I wrote a long explanation of how we came to this bipolar diagnosis in a child so young under my post of March 19th of 2009. If your child or a child you know bears similarities, please seek out a good psychiatrist and don't wait for "things to get better." Often they will simply get worse, and the longer a child is unmedicated, the more damage their brain can accrue. Early diagnoses and treatment are key to providing these children with a chance at a successful life later as a teen and an adult.
Never change, start or stop a medication without the approval of your child's physician!

Thursday, March 4, 2010

A Poignant Memorial Service

One of my best friend's dad just passed away from melanoma. Tonight I went to his memorial service, and it was such a beautiful celebration of a life well lived. He has three grown daughters, and leaves behind an amazing wife. Hearing from his daughters and his sons-in-law, friends, and his patients made me think that this is what I want to pass on when I am gone someday, a legacy as he has bequeathed through his character. Not just survival, but having made a true impact on this world, on people, bettering the lives of others in many different ways.
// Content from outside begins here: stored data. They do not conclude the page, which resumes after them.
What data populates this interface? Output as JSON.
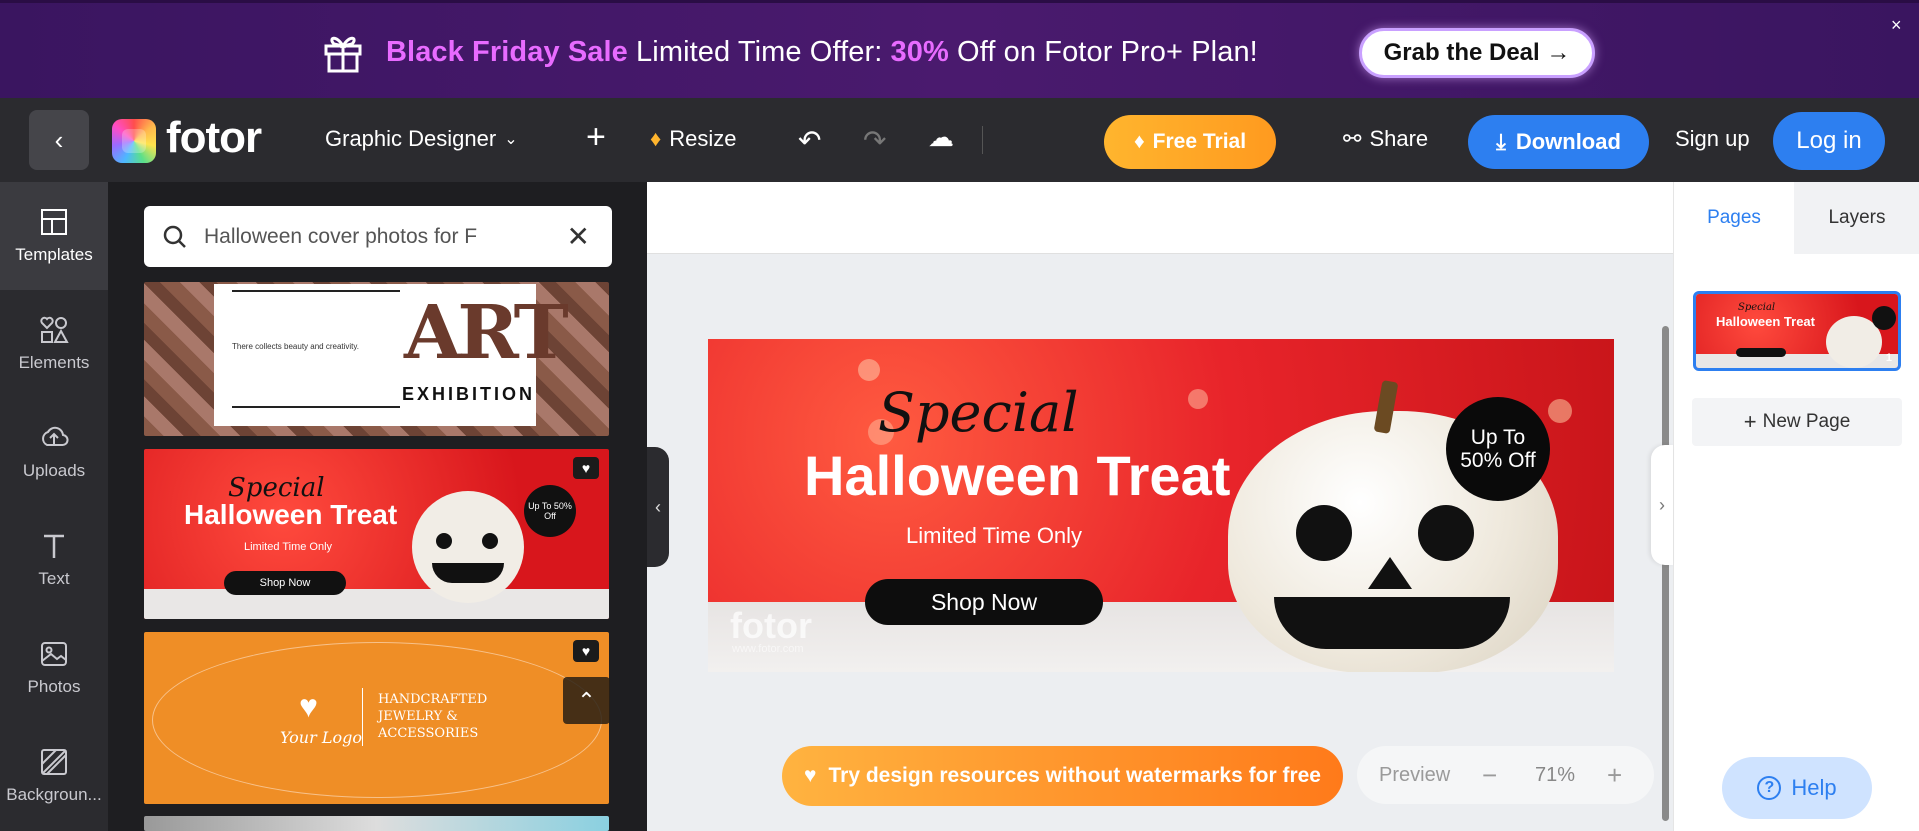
{
  "banner": {
    "sale": "Black Friday Sale",
    "text1": " Limited Time Offer: ",
    "percent": "30%",
    "text2": " Off on Fotor Pro+ Plan!",
    "cta": "Grab the Deal →",
    "close": "×"
  },
  "topbar": {
    "logo": "fotor",
    "mode": "Graphic Designer",
    "resize": "Resize",
    "free_trial": "Free Trial",
    "share": "Share",
    "download": "Download",
    "signup": "Sign up",
    "login": "Log in"
  },
  "sidebar": {
    "items": [
      {
        "label": "Templates",
        "icon": "templates-icon"
      },
      {
        "label": "Elements",
        "icon": "elements-icon"
      },
      {
        "label": "Uploads",
        "icon": "uploads-icon"
      },
      {
        "label": "Text",
        "icon": "text-icon"
      },
      {
        "label": "Photos",
        "icon": "photos-icon"
      },
      {
        "label": "Backgroun...",
        "icon": "background-icon"
      }
    ]
  },
  "panel": {
    "search_value": "Halloween cover photos for F",
    "thumb1": {
      "small": "There collects beauty and creativity.",
      "big": "ART",
      "sub": "EXHIBITION"
    },
    "thumb2": {
      "script": "Special",
      "title": "Halloween Treat",
      "sub": "Limited Time Only",
      "btn": "Shop Now",
      "badge": "Up To 50% Off"
    },
    "thumb3": {
      "logo": "Your Logo",
      "text": "HANDCRAFTED JEWELRY & ACCESSORIES"
    }
  },
  "design": {
    "script": "Special",
    "title": "Halloween Treat",
    "sub": "Limited Time Only",
    "btn": "Shop Now",
    "badge1": "Up To",
    "badge2": "50% Off",
    "watermark": "fotor",
    "watermark_url": "www.fotor.com"
  },
  "canvas": {
    "promo": "Try design resources without watermarks for free",
    "preview": "Preview",
    "zoom": "71%"
  },
  "right": {
    "tab_pages": "Pages",
    "tab_layers": "Layers",
    "new_page": "New Page",
    "page_num": "1",
    "help": "Help"
  },
  "colors": {
    "accent": "#2d7ff0",
    "banner": "#3a1560",
    "design_red": "#e8242a",
    "orange": "#ff9a1f"
  }
}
And I want my kids to be able to stand up and say that I was a loving mother who made mistakes but acknowledged them and wasn't afraid to be vulnerable. I want them to say that their dad was always there for them, no matter what, and that they wanted to marry a man just like him.

I imagined myself tonight standing on this very tall piece of solid rock, granite, immovable, but that all the rock around me was crumbling, not to be trusted for even a toehold. I was standing there alone, afraid, staring down. I hate heights. It was a long way down. But this rock that I was standing on was a representation of God's hand, His sovereign control in my life when all around me things crumble. Nothing can be trusted so well as His grace. Everything else will disappoint us eventually: our spouses, our children, our jobs, our investments, our material possessions, our leaders, our friends. Nothing is permanent, solid, and unchanging but the God who made this universe. Trials will come and can shake us to the core, but our hope is in a loving God who cannot be shaken.

Peace.


1 comment:

Unknown said...

Thank you Megan for honoring my father by your lovely words. I am so blessed to have you in my life, loving and supporting me through joyous and devastating times.